Türkiye’de ”sağ” ın bütünleşme koşullarının giderek arttığı bir ortamda, ”sol” un da bütünleşmeye gitmesi kaçınılmaz görünmektedir. Ne var ki, her iki kanadın birliktelik olasılığı, Türkiye’yi yörüngede tutmak isteyen bir küresel gücü önlem almaya yönlendirmiştir. Çünkü ulusal bütünleşmeyi gerçekleştirebilecek bir ”Özgürlükçü Sağ/Halkçı Sol Koalisyonu” , ABD’nin ”Ilımlı İslam” ve ”Büyük Ortadoğu” planlarını bozacaktır. Böyle bir koalisyonun oluşturulma aşaması öncesinde atılacak tek adım; ABD’deki emin adamın, ”Cumhuriyet Düşmanı” nın Türkiye’ye gönderilmesidir.
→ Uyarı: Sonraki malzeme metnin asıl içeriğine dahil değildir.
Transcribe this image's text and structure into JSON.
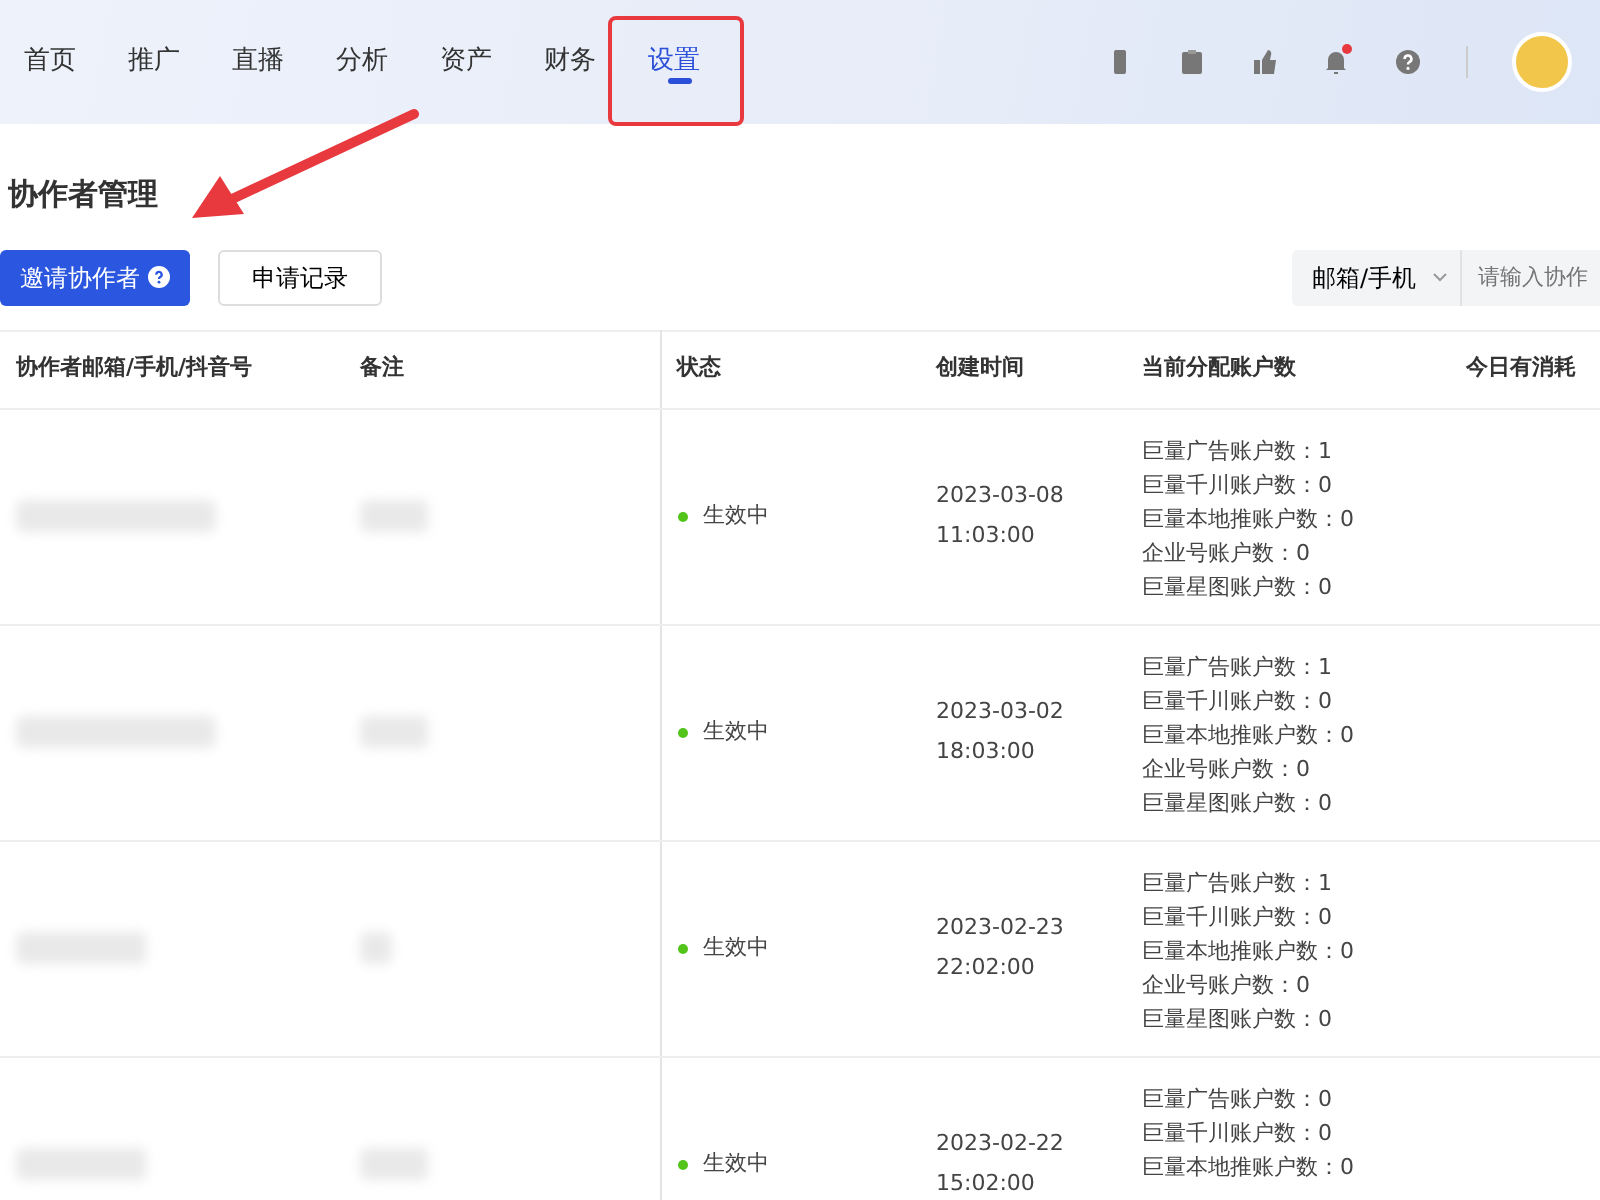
{
  "nav": {
    "tabs": [
      {
        "label": "首页",
        "selected": false
      },
      {
        "label": "推广",
        "selected": false
      },
      {
        "label": "直播",
        "selected": false
      },
      {
        "label": "分析",
        "selected": false
      },
      {
        "label": "资产",
        "selected": false
      },
      {
        "label": "财务",
        "selected": false
      },
      {
        "label": "设置",
        "selected": true
      }
    ],
    "notification_dot": true
  },
  "page": {
    "title": "协作者管理",
    "invite_button": "邀请协作者",
    "records_button": "申请记录",
    "search_type": "邮箱/手机",
    "search_placeholder": "请输入协作"
  },
  "table": {
    "columns": [
      "协作者邮箱/手机/抖音号",
      "备注",
      "状态",
      "创建时间",
      "当前分配账户数",
      "今日有消耗"
    ],
    "rows": [
      {
        "status": "生效中",
        "color": "#52c41a",
        "created": [
          "2023-03-08",
          "11:03:00"
        ],
        "accounts": [
          "巨量广告账户数：1",
          "巨量千川账户数：0",
          "巨量本地推账户数：0",
          "企业号账户数：0",
          "巨量星图账户数：0"
        ]
      },
      {
        "status": "生效中",
        "color": "#52c41a",
        "created": [
          "2023-03-02",
          "18:03:00"
        ],
        "accounts": [
          "巨量广告账户数：1",
          "巨量千川账户数：0",
          "巨量本地推账户数：0",
          "企业号账户数：0",
          "巨量星图账户数：0"
        ]
      },
      {
        "status": "生效中",
        "color": "#52c41a",
        "created": [
          "2023-02-23",
          "22:02:00"
        ],
        "accounts": [
          "巨量广告账户数：1",
          "巨量千川账户数：0",
          "巨量本地推账户数：0",
          "企业号账户数：0",
          "巨量星图账户数：0"
        ]
      },
      {
        "status": "生效中",
        "color": "#52c41a",
        "created": [
          "2023-02-22",
          "15:02:00"
        ],
        "accounts": [
          "巨量广告账户数：0",
          "巨量千川账户数：0",
          "巨量本地推账户数：0"
        ]
      }
    ]
  }
}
Oyunun sondan bir önceki sahnesi bu olacaktır…
Olurlar ve olmazlar
İran’da 56 yıllık monarşiyi yıkan siyasal İslam, bugün Türkiye’de 83 yıllık Cumhuriyeti tehdit altında tutmaktadır. Şubat 1979’da İran’da gerçekleştirilen İslam Devrimi ile İran’ın 27 yılda geldiği nokta ortadadır. İran bugün çağdışı ”Siyasal İslam” ın koyduğu kurallarla çizilmiş sınırlar içerisinde, karanlık bir yaşamla baş başadır. Türkiye’de yaşamakta olup da İran’a özlem duyanlar bile bu resimden korkar olmuşlardır…
İran’da devrim çok süratli gelişmiştir. Yönetim ve Silahlı Kuvvetler ilk günlerde dağılmıştır. El ilanları ve duvarlara asılan pankartlarla ”Asker; Humeyni ‘nin Emri ile Firar Et” çağrılarıyla parçalanan Silahlı Kuvvetler, yetişmiş kadrolarını ve komuta kademesinin tümünü başlangıçta kaybetmiş, bir yıl sonra Irak’la girişilen savaş (1980- 1988) bu nedenle yönetilemez hale gelmiştir. Hapsedilen ve emekli edilenler hariç sadece kurşuna dizilerek öldürülen generallerin ve amirallerin sayısı 30’u bulmuştur. (Silahlı Kuvvetlerde, Emniyet Teşkilatında, Haber Alma Teşkilatında SAVAK’ta görevli general ve amirallerin, üst düzey yöneticilerin idam kararları, maiyetlerindeki görevliler tarafından infaz edilmiştir.) Bu arada ideolojik nedenlerle, ”özgürlük ve demokrasi” sloganlarıyla monarşik yönetime karşı çıkarak mollalarla birlikte hareket eden ve ”İran İslam Cumhuriyeti” özlemiyle mollalara destek veren, Halkın Fedaileri, Halkın Mücahitleri, Yasadışı Komünist Partisi/TUDEH gibi sol kanattaki bütün örgütler tasfiye edilmiş ve yandaşlarının tümü idam edilmiştir.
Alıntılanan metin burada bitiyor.